Trucking association now supports "perimeter clearance approach" to Canada/US border

by Canadian Shipper

David Bradley, CEO of the Canadian Trucking Alliance and head of the Ontario Trucking Association, is the latest to come out in favor of a adopting a "perimeter clearance approach" to future Canada/US border strategy.

Perimeter clearance means the US and Canada working closely together to strengthen protection of the external borders in order to free the movement of people and goods at our common border.

Proposed for the first time by Canada’s former ambassador to the United States a couple of years ago, American ambassador to Canada, Paul Cellucci is now also pushing the concept aggressively.

"There are those in Canada who believe that moving toward a perimeter border strategy would result in having our laws re-written in Washington. They argue that such a strategy would blur those lines we hold as a test of sovereignty. Before September 11, our organization was among those that felt the proposal would lead to such interminable debate on the nature of our relation with the United States that much-needed incremental progress on border issues would be delayed," David Bradley told shippers and carriers attending this year’s Council of Logistics Management conference in Kansas City. "But those planes crashing into the World Trade Center towers changed all that. They served as painful notice that in the face of global terrorism the old concepts of state; sovereignty and security are meaningless."
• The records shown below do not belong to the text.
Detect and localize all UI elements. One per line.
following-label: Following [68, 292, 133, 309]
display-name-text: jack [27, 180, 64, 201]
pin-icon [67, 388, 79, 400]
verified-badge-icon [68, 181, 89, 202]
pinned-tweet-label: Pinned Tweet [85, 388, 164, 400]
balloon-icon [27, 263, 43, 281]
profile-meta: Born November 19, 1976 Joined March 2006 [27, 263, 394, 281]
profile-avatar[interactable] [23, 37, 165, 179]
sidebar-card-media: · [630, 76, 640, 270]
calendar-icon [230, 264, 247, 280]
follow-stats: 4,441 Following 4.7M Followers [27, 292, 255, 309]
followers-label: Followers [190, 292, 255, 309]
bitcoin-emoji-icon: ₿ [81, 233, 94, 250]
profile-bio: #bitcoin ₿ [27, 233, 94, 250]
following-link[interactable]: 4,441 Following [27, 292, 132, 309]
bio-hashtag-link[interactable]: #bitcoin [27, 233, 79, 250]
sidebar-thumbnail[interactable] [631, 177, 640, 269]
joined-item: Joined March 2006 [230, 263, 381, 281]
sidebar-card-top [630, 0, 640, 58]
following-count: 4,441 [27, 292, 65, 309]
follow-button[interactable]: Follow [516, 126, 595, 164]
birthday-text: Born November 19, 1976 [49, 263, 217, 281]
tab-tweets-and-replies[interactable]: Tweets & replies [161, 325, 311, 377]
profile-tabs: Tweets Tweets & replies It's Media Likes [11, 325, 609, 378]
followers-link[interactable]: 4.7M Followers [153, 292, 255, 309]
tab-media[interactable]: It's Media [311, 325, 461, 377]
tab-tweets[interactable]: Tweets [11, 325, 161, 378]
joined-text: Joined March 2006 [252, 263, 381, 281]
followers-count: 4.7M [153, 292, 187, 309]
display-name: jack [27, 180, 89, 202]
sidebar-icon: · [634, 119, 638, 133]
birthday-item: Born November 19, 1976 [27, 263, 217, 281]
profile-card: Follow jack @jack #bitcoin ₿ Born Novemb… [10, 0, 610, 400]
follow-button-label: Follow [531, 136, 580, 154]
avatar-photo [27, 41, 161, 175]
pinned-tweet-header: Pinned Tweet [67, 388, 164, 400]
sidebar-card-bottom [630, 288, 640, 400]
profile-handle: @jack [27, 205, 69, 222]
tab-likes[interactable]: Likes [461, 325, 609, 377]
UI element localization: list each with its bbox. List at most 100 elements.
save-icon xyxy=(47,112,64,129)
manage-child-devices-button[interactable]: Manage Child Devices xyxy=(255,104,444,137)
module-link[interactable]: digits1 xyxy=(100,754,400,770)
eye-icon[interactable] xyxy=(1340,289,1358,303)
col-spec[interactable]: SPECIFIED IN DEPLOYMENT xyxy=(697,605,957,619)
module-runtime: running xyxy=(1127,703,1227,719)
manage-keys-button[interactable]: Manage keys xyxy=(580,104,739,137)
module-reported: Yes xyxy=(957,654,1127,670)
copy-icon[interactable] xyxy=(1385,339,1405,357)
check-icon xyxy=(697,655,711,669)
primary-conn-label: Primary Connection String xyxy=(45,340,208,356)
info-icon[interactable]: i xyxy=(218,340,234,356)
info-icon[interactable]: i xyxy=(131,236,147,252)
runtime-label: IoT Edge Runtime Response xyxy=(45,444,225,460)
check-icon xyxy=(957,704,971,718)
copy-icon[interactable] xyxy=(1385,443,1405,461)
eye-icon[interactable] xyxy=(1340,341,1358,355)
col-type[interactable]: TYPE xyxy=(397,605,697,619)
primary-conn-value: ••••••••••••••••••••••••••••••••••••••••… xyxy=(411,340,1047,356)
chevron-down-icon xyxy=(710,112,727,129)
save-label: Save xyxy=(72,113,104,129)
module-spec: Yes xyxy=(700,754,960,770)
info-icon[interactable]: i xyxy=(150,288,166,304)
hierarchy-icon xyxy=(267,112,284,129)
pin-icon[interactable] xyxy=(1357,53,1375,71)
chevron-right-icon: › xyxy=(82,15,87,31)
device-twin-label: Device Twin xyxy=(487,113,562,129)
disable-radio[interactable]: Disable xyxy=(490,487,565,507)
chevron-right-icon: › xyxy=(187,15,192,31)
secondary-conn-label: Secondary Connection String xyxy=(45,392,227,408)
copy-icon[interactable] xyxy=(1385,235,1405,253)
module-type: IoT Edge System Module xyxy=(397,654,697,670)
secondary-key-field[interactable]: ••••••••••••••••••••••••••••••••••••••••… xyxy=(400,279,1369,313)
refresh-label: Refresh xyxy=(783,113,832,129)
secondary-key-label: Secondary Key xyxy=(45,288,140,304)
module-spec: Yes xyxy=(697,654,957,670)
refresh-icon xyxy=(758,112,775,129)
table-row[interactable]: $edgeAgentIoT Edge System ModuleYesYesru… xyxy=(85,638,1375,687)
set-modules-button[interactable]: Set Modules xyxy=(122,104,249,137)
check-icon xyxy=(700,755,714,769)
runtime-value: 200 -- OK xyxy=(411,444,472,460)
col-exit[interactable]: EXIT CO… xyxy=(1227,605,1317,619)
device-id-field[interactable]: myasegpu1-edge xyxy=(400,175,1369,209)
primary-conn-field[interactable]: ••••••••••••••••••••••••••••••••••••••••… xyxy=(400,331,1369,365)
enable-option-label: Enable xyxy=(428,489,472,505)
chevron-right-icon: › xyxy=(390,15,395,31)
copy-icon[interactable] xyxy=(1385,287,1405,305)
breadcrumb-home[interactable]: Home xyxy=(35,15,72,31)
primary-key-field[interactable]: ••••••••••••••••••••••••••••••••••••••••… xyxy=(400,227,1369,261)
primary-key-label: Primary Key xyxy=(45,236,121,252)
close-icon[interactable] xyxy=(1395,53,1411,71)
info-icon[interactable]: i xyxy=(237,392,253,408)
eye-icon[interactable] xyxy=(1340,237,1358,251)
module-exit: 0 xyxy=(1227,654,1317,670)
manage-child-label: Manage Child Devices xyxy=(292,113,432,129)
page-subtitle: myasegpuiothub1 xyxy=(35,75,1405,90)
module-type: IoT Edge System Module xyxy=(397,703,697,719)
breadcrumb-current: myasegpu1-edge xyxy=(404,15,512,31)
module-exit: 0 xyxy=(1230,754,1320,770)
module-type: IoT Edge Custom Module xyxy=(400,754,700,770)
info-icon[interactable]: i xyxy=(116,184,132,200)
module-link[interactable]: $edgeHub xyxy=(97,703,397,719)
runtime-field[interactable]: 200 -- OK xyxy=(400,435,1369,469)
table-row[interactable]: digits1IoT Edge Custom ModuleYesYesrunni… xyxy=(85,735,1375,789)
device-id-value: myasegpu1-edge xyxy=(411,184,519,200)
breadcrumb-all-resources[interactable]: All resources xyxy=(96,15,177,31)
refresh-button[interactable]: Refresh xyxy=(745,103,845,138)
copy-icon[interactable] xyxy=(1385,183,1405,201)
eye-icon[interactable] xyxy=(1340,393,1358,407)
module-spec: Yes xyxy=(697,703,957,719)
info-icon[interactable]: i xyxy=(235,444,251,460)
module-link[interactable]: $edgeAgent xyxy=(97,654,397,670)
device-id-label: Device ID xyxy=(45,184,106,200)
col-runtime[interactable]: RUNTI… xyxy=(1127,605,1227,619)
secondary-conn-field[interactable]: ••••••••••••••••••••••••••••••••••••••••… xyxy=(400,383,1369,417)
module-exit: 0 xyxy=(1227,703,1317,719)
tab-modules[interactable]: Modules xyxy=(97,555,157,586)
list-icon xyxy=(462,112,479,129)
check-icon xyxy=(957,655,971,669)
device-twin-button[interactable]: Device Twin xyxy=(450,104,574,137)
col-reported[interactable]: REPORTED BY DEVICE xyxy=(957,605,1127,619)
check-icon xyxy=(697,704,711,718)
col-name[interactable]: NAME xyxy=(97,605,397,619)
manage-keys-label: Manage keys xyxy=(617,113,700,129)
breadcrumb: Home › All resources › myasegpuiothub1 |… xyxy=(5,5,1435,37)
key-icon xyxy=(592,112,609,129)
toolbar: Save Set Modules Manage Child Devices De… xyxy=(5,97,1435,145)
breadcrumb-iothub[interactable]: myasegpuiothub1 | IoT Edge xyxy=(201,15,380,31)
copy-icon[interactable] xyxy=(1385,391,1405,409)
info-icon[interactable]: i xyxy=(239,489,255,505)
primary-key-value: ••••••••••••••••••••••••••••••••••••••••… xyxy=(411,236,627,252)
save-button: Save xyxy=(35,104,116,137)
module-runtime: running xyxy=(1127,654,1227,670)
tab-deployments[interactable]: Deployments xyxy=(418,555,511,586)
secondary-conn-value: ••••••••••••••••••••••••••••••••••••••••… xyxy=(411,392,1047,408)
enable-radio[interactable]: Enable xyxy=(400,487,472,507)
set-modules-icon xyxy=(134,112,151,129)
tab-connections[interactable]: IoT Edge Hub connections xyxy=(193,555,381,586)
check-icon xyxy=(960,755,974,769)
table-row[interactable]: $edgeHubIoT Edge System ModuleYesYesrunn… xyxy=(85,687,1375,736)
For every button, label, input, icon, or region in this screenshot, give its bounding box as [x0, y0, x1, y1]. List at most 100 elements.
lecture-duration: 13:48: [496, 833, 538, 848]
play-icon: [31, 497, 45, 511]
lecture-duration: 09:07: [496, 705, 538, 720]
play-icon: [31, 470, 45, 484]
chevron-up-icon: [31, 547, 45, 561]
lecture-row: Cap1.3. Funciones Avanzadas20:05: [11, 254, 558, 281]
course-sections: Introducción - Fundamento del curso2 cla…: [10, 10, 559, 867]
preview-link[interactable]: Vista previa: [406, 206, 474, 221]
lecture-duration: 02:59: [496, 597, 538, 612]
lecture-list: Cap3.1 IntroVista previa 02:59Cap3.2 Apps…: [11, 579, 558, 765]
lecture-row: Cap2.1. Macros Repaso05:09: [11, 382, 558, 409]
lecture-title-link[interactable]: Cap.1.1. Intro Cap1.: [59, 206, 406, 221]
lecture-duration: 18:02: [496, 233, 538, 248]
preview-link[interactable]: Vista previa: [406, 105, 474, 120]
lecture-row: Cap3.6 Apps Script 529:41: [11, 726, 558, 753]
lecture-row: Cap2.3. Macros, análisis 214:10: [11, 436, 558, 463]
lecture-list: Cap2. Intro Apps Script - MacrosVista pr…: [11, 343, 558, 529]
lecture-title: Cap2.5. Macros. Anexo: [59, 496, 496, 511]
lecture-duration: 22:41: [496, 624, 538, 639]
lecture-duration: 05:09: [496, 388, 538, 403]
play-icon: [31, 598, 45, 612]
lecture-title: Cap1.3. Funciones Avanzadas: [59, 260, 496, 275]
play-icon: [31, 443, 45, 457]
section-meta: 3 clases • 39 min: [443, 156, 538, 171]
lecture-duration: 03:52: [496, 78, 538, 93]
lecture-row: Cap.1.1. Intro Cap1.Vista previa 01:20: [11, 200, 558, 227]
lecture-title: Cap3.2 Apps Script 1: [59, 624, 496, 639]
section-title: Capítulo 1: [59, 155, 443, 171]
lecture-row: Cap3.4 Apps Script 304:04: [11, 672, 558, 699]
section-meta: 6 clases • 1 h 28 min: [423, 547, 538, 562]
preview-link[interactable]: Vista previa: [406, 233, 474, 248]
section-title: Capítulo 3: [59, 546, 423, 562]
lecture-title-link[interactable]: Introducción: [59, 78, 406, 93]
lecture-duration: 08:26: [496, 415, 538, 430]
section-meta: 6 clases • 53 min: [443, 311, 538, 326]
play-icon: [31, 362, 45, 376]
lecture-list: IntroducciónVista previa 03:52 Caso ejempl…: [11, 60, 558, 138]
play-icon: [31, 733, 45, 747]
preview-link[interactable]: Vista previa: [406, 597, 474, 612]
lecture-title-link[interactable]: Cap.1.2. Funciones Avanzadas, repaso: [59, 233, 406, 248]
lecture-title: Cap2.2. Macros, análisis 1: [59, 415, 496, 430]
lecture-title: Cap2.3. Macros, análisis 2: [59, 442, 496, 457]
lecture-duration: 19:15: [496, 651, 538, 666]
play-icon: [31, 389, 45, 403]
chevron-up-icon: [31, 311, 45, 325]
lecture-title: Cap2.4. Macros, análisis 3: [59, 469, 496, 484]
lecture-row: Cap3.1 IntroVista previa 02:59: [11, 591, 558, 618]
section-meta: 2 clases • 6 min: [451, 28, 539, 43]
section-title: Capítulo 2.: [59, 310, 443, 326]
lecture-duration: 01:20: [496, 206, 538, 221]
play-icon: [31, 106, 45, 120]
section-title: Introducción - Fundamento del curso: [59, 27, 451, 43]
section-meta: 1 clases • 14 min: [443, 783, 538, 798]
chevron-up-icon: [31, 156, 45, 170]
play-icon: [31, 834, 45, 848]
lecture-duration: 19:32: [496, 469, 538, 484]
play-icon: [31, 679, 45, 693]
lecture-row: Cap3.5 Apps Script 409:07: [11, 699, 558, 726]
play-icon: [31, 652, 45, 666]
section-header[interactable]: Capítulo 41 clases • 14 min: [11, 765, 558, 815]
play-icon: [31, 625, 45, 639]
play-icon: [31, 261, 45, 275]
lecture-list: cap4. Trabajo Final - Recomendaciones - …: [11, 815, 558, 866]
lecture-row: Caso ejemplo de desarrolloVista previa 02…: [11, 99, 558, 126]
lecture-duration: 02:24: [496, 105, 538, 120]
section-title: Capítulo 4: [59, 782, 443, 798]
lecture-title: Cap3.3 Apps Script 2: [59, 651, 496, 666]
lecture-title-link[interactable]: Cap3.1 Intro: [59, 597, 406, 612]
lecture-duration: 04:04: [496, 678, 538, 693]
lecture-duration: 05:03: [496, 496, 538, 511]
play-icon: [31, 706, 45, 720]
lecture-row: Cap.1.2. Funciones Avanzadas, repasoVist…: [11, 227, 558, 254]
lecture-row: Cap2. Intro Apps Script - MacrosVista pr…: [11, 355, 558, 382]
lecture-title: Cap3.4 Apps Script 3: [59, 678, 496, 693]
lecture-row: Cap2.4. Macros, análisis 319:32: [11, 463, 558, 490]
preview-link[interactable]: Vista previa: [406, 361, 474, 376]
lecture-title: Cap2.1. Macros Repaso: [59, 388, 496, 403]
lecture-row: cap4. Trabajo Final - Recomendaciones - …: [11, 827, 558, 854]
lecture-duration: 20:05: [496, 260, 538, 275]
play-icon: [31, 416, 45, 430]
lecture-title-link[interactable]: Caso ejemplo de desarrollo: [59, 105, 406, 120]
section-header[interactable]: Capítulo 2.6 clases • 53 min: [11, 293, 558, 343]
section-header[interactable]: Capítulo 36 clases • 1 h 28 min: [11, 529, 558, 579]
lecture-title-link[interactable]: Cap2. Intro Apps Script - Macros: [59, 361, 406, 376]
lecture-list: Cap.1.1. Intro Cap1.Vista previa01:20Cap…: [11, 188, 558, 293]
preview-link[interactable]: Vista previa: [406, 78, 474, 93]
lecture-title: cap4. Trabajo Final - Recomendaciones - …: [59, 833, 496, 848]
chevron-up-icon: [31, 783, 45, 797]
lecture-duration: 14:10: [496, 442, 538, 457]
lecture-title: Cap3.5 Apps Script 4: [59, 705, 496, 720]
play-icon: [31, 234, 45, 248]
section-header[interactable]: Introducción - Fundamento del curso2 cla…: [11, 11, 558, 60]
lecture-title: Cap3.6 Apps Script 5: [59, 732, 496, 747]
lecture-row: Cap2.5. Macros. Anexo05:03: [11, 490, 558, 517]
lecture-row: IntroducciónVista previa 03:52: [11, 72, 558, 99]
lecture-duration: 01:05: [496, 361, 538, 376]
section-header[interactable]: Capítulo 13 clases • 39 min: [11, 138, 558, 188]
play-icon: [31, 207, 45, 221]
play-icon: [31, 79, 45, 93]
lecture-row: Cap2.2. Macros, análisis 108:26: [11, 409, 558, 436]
Bradley added that over time, such a strategy would likely result in a high level of harmonization of everything from immigration and security policies to food inspection practices. It would mean the integration of Canadian and U.S. border controls for travelers and goods. And over time, it could mean the elimination of border processing between Canada and the United States.

"Our border must not be allowed to become a source of friction between our two countries. It must not become a barrier to commerce or to economic growth. Perhaps no industrialized country in the world is as vulnerable in this regard as Canada," Bradley cautioned. "Fully one-third of the country’s GDP is dependent upon trade with the United States."

Over $US 1 billion daily worth of trade crosses the US-Canada border every year and this is expected to double again before this decade is out.

Close to 70 per cent of Canada/U.S. trade moves by truck. Each year there are about 14 million truck trips across the border – one every 2 seconds. Just-in-Time inventory systems, synchronous manufacturing, and other time sensitive production and distribution practices have been built around the moving freight by truck and predictable border crossing times.